I rarely go out to restaurants anymore. Too cumbersome, embarrassing and risky. This social distancing is nothing for me.
Restaurants will not be the same anymore. - Cure Parkinson's
Restaurants will not be the same anymore.
What do you mean by, "this social distancing is nothing for me."
Do you mean it's not a problem for you or do you mean you don't believe it works?
MBA, Good Morning. Sorry that I was misunderstood. Social distancing does work, no question.
I meant to say that as a Parkinson's patient, I have unfortunately voluntarily. "socially distanced" myself from others over the years because of several reasons.
Initially, it was due to embarrassment and strangely shame. Then, it just became a new normal because friends and family stopped spontaneously stopping by or calling either because they didn't want to disturb me, or see me at my worst or listen to my "woe is me" type of conversations.
Now, it has just become normal and I don't do anything without prior commitment and planning. I don't leave the house except for work and walks. My wife does all the rest with the help of the kids.
So, what's new in my life?😂
I hear you. It's embarrassing to eat in public. Most PWP probably feel the same. I often have to force myself to go out to dinner and socialize, when I prefer not to. I know it's good for me. I hope you will try to stay socially engaged, although that's a lot harder now. This forum however is a excellent form of/place for social engagement.

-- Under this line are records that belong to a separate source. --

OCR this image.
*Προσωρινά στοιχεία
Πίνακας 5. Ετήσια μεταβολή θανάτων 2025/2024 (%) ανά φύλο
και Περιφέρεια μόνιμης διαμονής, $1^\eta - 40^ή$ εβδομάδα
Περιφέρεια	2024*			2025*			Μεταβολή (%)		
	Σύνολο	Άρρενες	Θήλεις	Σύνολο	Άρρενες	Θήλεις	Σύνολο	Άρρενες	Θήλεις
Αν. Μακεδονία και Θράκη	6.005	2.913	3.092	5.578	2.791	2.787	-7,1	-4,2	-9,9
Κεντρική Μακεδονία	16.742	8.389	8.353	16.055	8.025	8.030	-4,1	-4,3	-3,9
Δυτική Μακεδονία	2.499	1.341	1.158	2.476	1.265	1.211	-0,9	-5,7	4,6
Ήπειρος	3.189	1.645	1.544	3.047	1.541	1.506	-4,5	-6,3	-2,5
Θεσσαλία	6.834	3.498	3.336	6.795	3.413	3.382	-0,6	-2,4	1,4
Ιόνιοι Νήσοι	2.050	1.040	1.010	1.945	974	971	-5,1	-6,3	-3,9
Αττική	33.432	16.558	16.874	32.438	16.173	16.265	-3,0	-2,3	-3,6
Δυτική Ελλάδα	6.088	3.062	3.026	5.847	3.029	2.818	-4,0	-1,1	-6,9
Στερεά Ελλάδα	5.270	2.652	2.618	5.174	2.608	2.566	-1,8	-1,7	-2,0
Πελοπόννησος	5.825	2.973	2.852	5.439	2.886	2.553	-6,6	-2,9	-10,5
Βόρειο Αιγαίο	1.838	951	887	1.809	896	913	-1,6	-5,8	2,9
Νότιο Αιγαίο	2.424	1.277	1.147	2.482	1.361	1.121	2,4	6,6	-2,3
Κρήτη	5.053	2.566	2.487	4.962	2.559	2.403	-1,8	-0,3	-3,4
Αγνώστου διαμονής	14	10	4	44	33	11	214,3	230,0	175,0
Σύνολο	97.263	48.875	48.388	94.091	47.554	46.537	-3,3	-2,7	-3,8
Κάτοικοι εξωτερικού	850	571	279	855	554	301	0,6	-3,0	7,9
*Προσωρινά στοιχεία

It’s a shame you don’t feel comfortable with socialising, to a certain extent my husband would be the same. Until lockdown we ate out every week with a group of very close friends locally, they all love my husband and just ignore any odd movements or behaviour he exhibits, from PD. The restaurant staff and many of their customers know.
Amantadine really helped with dyskinesia but not with restless legs that appear frequently - under the table.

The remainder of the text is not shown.